RIYAD: Au cœur du parc Al-Watan, dans le quartier historique d’Al-Futah, s’élève une silhouette familière mais méconnue : le Burj Al Khazzan. Ce château d’eau, haut de 61 mètres, construit dans les années 1970 par l’architecte suédois Sune Lindström, a longtemps assuré une fonction essentielle : stocker l’eau d’une capitale en pleine expansion.
Mais aujourd’hui, alors que Riyad redéfinit son urbanisme à l’aune de la Vision 2030 et du programme Green Riyadh, le Burj s’apprête peut-être à entamer une nouvelle vie. Une vie culturelle, écologique, symbolique.

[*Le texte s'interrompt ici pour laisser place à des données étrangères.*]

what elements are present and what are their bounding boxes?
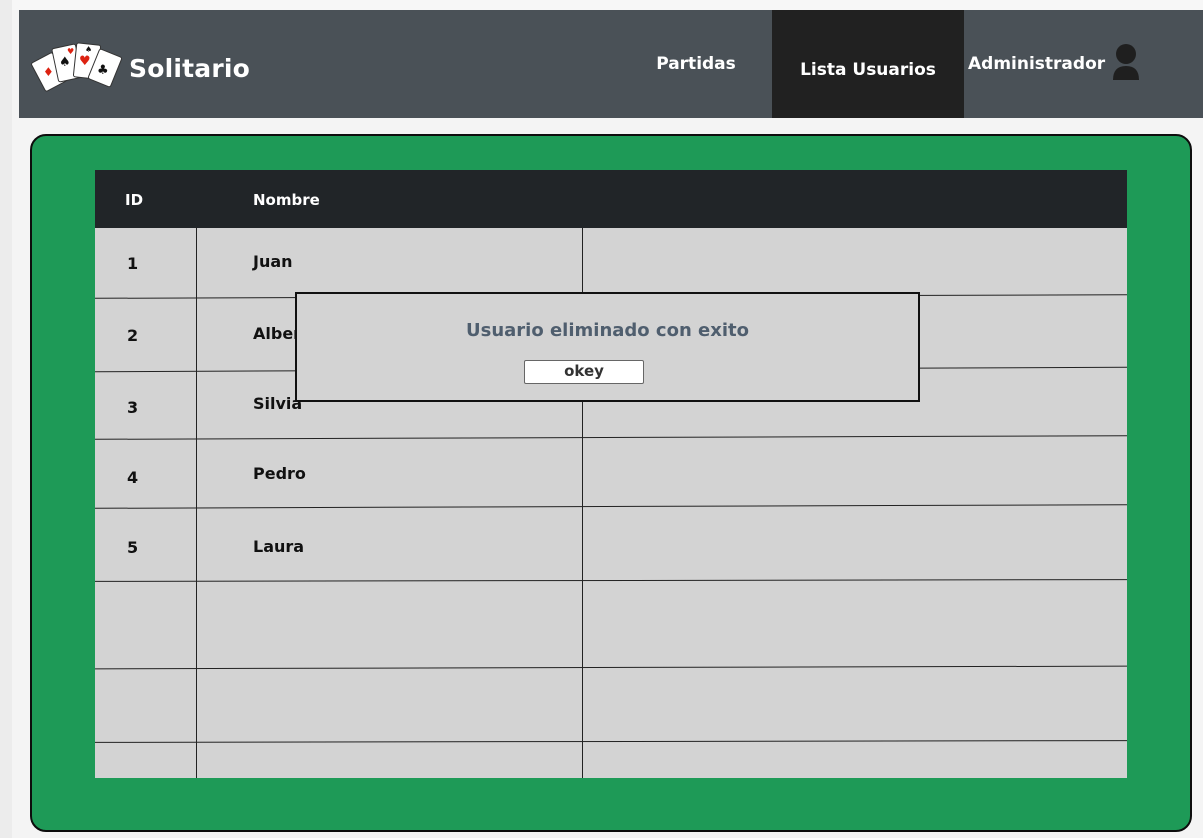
svg-text:♥: ♥	[67, 47, 74, 56]
table-row-1-nombre[interactable]: Juan	[253, 252, 293, 271]
nav-lista-usuarios-label: Lista Usuarios	[800, 60, 936, 80]
table-row-4-id: 4	[127, 468, 139, 487]
nav-partidas[interactable]: Partidas	[640, 10, 752, 118]
table-row-5-id: 5	[127, 538, 139, 557]
column-divider	[196, 228, 197, 778]
row-divider	[94, 579, 1128, 582]
brand-title: Solitario	[129, 53, 251, 83]
users-table: ID Nombre 1 Juan 2 Alberto 3 Silvia 4 Pe…	[94, 170, 1128, 778]
user-icon	[1113, 44, 1140, 80]
nav-partidas-label: Partidas	[656, 54, 736, 74]
brand[interactable]: ♦ ♠ ♥ ♣ ♥ ♠ Solitario	[31, 38, 250, 98]
okey-button[interactable]: okey	[524, 360, 644, 384]
dialog-message: Usuario eliminado con exito	[466, 320, 749, 341]
left-strip	[0, 0, 12, 838]
svg-text:♣: ♣	[97, 63, 109, 78]
top-strip	[0, 0, 1203, 10]
svg-text:♥: ♥	[79, 54, 91, 69]
table-row-3-id: 3	[127, 398, 139, 417]
table-row-5-nombre[interactable]: Laura	[253, 537, 304, 556]
row-divider	[95, 665, 1127, 670]
column-header-id: ID	[125, 191, 144, 209]
nav-administrador[interactable]: Administrador	[968, 10, 1188, 118]
nav-lista-usuarios[interactable]: Lista Usuarios	[772, 10, 964, 118]
row-divider	[95, 435, 1127, 440]
table-row-2-id: 2	[127, 326, 139, 345]
svg-text:♦: ♦	[43, 65, 54, 79]
app-window: ♦ ♠ ♥ ♣ ♥ ♠ Solitario Partidas Lista Usu…	[0, 0, 1203, 838]
svg-text:♠: ♠	[59, 55, 71, 70]
table-row-1-id: 1	[127, 254, 139, 273]
row-divider	[95, 504, 1127, 509]
svg-text:♠: ♠	[85, 45, 92, 54]
navbar: ♦ ♠ ♥ ♣ ♥ ♠ Solitario Partidas Lista Usu…	[19, 10, 1203, 118]
column-header-nombre: Nombre	[253, 191, 320, 209]
success-dialog: Usuario eliminado con exito okey	[295, 292, 920, 402]
nav-administrador-label: Administrador	[968, 54, 1106, 74]
table-row-4-nombre[interactable]: Pedro	[253, 464, 306, 483]
cards-logo-icon: ♦ ♠ ♥ ♣ ♥ ♠	[31, 42, 123, 92]
row-divider	[94, 740, 1128, 743]
table-header: ID Nombre	[95, 170, 1127, 228]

Le projet de transformation, encore au stade conceptuel, a été imaginé par Stella Amae, cabinet d’architecture franco-japonais basé à Paris et Barcelone, suite à une consultation du Public Investment Fund (PIF).
« Le Burj est un objet singulier. Il parle de patrimoine, d’eau, de mémoire collective. On veut en faire un repère vivant, un Arbre de Vie (Tree of Life)», explique Alexandre Stella, co-fondateur du studio.
Le design s’inspire du tronc du dattier, arbre emblématique de la région, et des motifs triangulaires de l’architecture najdi. La structure deviendrait une façade bioclimatique qui interagit avec l’air, la lumière, le son et l’humidité, créant un véritable écosystème sensoriel.

« On voulait une peau vivante, qui respire. Elle capterait les sons de la ville, diffuserait une lumière douce, intègrerait des nichoirs pour oiseaux… Ce ne serait pas un monument figé, mais un organisme urbain », ajoute-t-il.
Plus qu’un geste architectural, le projet ambitionne de répondre à un besoin social : créer un lieu de rencontre, de contemplation et de transmission, au cœur d’un quartier déjà riche en institutions culturelles.
Un lieu de vie au cœur de la ville
Le programme prévoit :
- un espace public à la base de la tour, mêlant activités culturelles et commerces,
- un rooftop conçu pour accueillir des événements et offrir une vue imprenable sur le parc,
- une mise en lumière subtile de la structure, activée lors de célébrations ou d’occasions spéciales.
« Ce quartier manque d’un point central, d’un espace de rassemblement. Le château d’eau pourrait devenir ce noyau symbolique », souligne Stella.

Une architecture durable, réversible et expérimentale
Le projet s’inscrit dans une démarche de design durable, réversible et expérientiel, avec une attention particulière portée à l’impact environnemental et à la pérennité de l’intervention.
L’un des choix techniques majeurs est l’utilisation de béton fibré ultra-hautes performances (BFUP) — Ultra-High Performance Fibre Concrete (UHPFC) — une technologie issue de l’ingénierie française de pointe, permettant d’assurer à la fois la solidité structurelle et la durabilité de l’ouvrage dans le temps.
Autre point clé : la réversibilité de l’intervention. La façade bioclimatique est conçue comme une structure démontable, légère et non invasive, permettant de préserver l’intégrité du bâtiment d’origine. En cas de besoin, il serait possible de restaurer l’état initial du château d’eau, dans une logique de respect patrimonial et de temporalité architecturale.
Le projet mobilise également des talents créatifs internationaux, comme Jouan Studio pour le design sonore et BOA Light Studio pour l’éclairage. Aucun partenaire local n’a encore été associé, le projet étant encore à un stade exploratoire.
L’objectif affiché : une livraison à l’horizon 2030, en écho aux grands jalons de transformation de la capitale saoudienne.
Stella Amae n’en est pas à son coup d’essai dans la région. Le cabinet a déjà contribué à plusieurs projets d’envergure au Moyen-Orient. Il a notamment collaboré à un projet résidentiel à Diriyah Gate 2 (DGDA II – LA01 Southern District), aux côtés de AS.Architecture Studio (Paris), ainsi qu’à la Imam Mohammad Ibn Saud Grand Mosque à Diriyah, développée avec le cabinet X-Architects (Dubaï).
Actuellement, Stella Amae travaille également sur le Al Sufouh Antiquities Department Stores and Studies Center à Dubaï, un centre de recherche et musée d’archéologie, également en partenariat avec X-Architects.
Mais le projet potentiel du Burj Al Khazzan occupe une place particulière dans leur approche : « Il interroge le patrimoine urbain, l’eau, la mémoire… Ce n’est pas juste un objet architectural. C’est un morceau de ville, un morceau d’histoire, que nous souhaitons transformer en avenir, » explique Alexandre Stella.
Transformer un ancien château d’eau en Arbre de Vie : une métaphore forte pour une ville qui cherche à faire pousser une nouvelle urbanité, respectueuse du passé et tournée vers un avenir plus durable.